= Government Flight Representative =

A Government Flight Representative (GFR) is a US Military Officer or similarly qualified US Government Civilian with the responsibility for aircraft operations conducted by commercial contractors using Department of Defense (DoD) aircraft.

==Authority==
GFR authority derives from two Defense Federal Acquisition Regulation Supplement (DFARS) contract clauses known as the Ground and Flight Risk Clause and the Flight Risk Clause. Any DoD contract involving the production, modification, maintenance, repair, or overhaul of aircraft must contain one of these two clauses which requires the US Government to assign a GFR to oversee the contractor's operations. These two clauses serve to both indemnify the contractor (reducing program expenses) and also to help protect the assets.

==Qualifications==
A GFR must be a current military aircraft crewmember or be a US Government Civilian with previous military aircraft experience.
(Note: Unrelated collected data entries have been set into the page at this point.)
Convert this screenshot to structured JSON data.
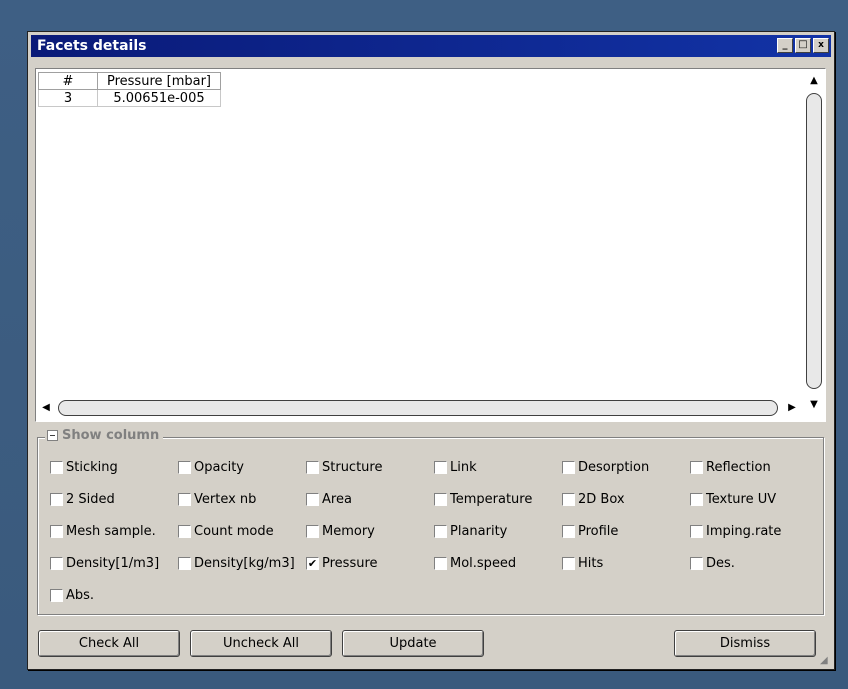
{
  "window": {
    "title": "Facets details"
  },
  "table": {
    "headers": [
      "#",
      "Pressure [mbar]"
    ],
    "rows": [
      [
        "3",
        "5.00651e-005"
      ]
    ]
  },
  "show_column": {
    "title": "Show column",
    "options": [
      {
        "label": "Sticking",
        "checked": false
      },
      {
        "label": "Opacity",
        "checked": false
      },
      {
        "label": "Structure",
        "checked": false
      },
      {
        "label": "Link",
        "checked": false
      },
      {
        "label": "Desorption",
        "checked": false
      },
      {
        "label": "Reflection",
        "checked": false
      },
      {
        "label": "2 Sided",
        "checked": false
      },
      {
        "label": "Vertex nb",
        "checked": false
      },
      {
        "label": "Area",
        "checked": false
      },
      {
        "label": "Temperature",
        "checked": false
      },
      {
        "label": "2D Box",
        "checked": false
      },
      {
        "label": "Texture UV",
        "checked": false
      },
      {
        "label": "Mesh sample.",
        "checked": false
      },
      {
        "label": "Count mode",
        "checked": false
      },
      {
        "label": "Memory",
        "checked": false
      },
      {
        "label": "Planarity",
        "checked": false
      },
      {
        "label": "Profile",
        "checked": false
      },
      {
        "label": "Imping.rate",
        "checked": false
      },
      {
        "label": "Density[1/m3]",
        "checked": false
      },
      {
        "label": "Density[kg/m3]",
        "checked": false
      },
      {
        "label": "Pressure",
        "checked": true
      },
      {
        "label": "Mol.speed",
        "checked": false
      },
      {
        "label": "Hits",
        "checked": false
      },
      {
        "label": "Des.",
        "checked": false
      },
      {
        "label": "Abs.",
        "checked": false
      }
    ]
  },
  "buttons": {
    "check_all": "Check All",
    "uncheck_all": "Uncheck All",
    "update": "Update",
    "dismiss": "Dismiss"
  },
  "icons": {
    "minimize": "minimize-icon",
    "maximize": "maximize-icon",
    "close": "close-icon",
    "collapse": "collapse-icon"
  }
}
A week-long qualification course (operated by the Defense Contract Management Agency) must be completed.

==Responsibilities==
Before commencing any work, the contractor must develop a core set of operating procedures intended to reduce the probability of industrial accidents. These procedures will be reviewed by the GFR to ensure that they will help to reduce risk to the aircraft during the contracted period. The GFR also has sole authority for the final flight release following the contracted work. The procedural standards that must be met by the contractor is contained in a DoD Joint Instruction titled Contractor's Flight and Ground Operations. Throughout each year, the GFR will conduct periodic assessments of the contractor's operations to ensure compliance with the approved procedures.